It's hard to get the right answers from the wrong questions
Author:
John Carpay
2004/08/30
Premier Klein's province-wide mail-in survey reads like it was designed by the Liberals or NDP. The survey's underlying assumptions are that government is responsible for our lives and our happiness, and that problems can be solved by throwing tax dollars at them.
This survey is a poor substitute for real democratic accountability. It asks Albertans whether quality health care, an outstanding education system, lower taxes, support for "people who need help," and other things should be a high or low priority. The survey asks us to give a priority ranking to each of nine items because "we can't afford to do everything."
Unfortunately, the survey leaves no room for solutions other than spending tax dollars.
The survey assumes that Albertans will enjoy better health care only if more tax dollars are thrown at the government's health care monopoly. Albertans are not asked whether they support the development of a parallel private system to co-exist alongside the public one, as is the case in dozens of countries with better health care systems than Canada.

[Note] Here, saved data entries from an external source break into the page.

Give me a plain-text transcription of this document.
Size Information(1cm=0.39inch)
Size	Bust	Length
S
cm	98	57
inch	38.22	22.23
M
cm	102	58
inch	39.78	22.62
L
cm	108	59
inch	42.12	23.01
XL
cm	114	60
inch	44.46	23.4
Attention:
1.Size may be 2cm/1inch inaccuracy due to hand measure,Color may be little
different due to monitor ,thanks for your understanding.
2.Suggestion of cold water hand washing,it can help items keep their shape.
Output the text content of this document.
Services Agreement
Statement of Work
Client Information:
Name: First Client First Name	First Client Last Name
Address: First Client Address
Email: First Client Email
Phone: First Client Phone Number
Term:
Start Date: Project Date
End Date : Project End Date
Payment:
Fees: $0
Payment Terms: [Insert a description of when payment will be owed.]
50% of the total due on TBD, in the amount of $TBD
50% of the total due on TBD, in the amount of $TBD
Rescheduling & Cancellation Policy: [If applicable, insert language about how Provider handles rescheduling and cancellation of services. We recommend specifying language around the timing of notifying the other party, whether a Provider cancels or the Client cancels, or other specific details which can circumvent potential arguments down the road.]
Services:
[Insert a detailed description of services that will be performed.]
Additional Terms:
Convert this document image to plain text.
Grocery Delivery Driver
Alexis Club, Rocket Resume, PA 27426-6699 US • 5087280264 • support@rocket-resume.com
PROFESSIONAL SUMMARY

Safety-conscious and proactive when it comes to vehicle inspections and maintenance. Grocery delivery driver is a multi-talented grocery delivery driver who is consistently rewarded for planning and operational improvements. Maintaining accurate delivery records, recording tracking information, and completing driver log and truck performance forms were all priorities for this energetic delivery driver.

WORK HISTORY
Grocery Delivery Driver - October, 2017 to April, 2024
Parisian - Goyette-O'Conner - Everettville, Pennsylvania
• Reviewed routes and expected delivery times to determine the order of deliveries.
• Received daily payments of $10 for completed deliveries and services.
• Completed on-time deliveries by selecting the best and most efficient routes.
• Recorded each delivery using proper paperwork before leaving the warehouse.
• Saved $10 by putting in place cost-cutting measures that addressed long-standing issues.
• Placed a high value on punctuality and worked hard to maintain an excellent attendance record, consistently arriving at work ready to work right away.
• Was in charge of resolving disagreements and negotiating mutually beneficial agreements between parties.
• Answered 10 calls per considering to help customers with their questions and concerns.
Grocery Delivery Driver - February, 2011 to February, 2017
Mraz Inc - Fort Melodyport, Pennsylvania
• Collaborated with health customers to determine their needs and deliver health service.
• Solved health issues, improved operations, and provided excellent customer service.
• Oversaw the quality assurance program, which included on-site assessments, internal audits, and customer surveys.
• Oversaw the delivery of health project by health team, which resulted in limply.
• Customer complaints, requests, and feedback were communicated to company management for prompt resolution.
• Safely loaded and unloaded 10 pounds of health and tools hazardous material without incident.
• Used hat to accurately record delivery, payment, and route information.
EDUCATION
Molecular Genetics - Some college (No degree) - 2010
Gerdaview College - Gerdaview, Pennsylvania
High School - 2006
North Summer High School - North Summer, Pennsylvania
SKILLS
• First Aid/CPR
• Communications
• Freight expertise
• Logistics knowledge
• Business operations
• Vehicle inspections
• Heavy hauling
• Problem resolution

The survey assumes that more tax dollars will necessarily lead to a better education system, without asking Albertans about giving parents more choice, or introducing more accountability for tax dollars spent.
The survey assumes that the government - not the private sector - is responsible for the economy, and should spend our tax dollars to "build a more diverse, innovative economy." That's a question you would expect from Liberals or New Democrats, not so-called Conservatives. Twelve years ago, Premier Klein believed that economic development is best left to the private sector; that the government should leave business to businesses; that government should be the referee, not one of the players; that government should stimulate job creation with low taxes and minimal regulation, and not try to pick winners and losers. But no longer. Today, Premier Klein believes it's the government's job to spend tax dollars on building "a more diverse, innovative economy."
The survey assumes that government - not individuals and families and charities - is responsible for providing "support to Albertans who need it." If it wasn't for three levels of government taking 49% of Canadians' earnings, we would all be in a position to give a lot more money to people who need it, without the government's help or guidance.
Other questions imply that the government should spend our tax dollars on "preserving rural communities" and "responding to growth in cities," again without proposing any specific policy options. Assigning a priority ranking to vague platitudes like these is a meaningless exercise.
Of course most Albertans will give "quality health care" and "an outstanding education system" a high-priority ranking. The government will then feel like it has a mandate to tax-and-spend billions more than what is already the case, without introducing real accountability and real choice into the health or education systems. A survey biased in favour of big government will inevitably produce answers which support big government.
Albertans would be better served by specific questions about specific policy issues. But that kind of survey would result in specific instructions for our politicians, rather than the blank cheque which they want - and which they will get from this survey.
As for the survey's question about "a refund to every Albertan," Albertans have already told their premier twice - in province-wide surveys in 1998 and 2000 - that they prefer tax cuts to spending increases. Premier Klein responded with small tax cuts and huge spending increases, effectively reading the survey results upside-down.
Surveys do nothing to challenge the absolute monopoly on power which politicians enjoy between elections. Even if a survey contains specific and intelligent questions, it doesn't provide taxpayers with accountability. Rather than leaving it to politicians to formulate the questions, citizens themselves should have the right to initiate referendums on issues which they consider important. Citizens in Switzerland, Italy, 23 U.S. states, New Zealand and British Columbia have the power to put a specific proposal on the ballot, which can then be debated and voted on by their fellow citizens. An Environics poll in 2001 revealed that 79% of Albertans want this right to initiate and vote in referendums. If Premier Klein was truly interested in listening to Albertans, he would pass citizens' initiative legislation, rather than spending $500,000 of our money on another survey.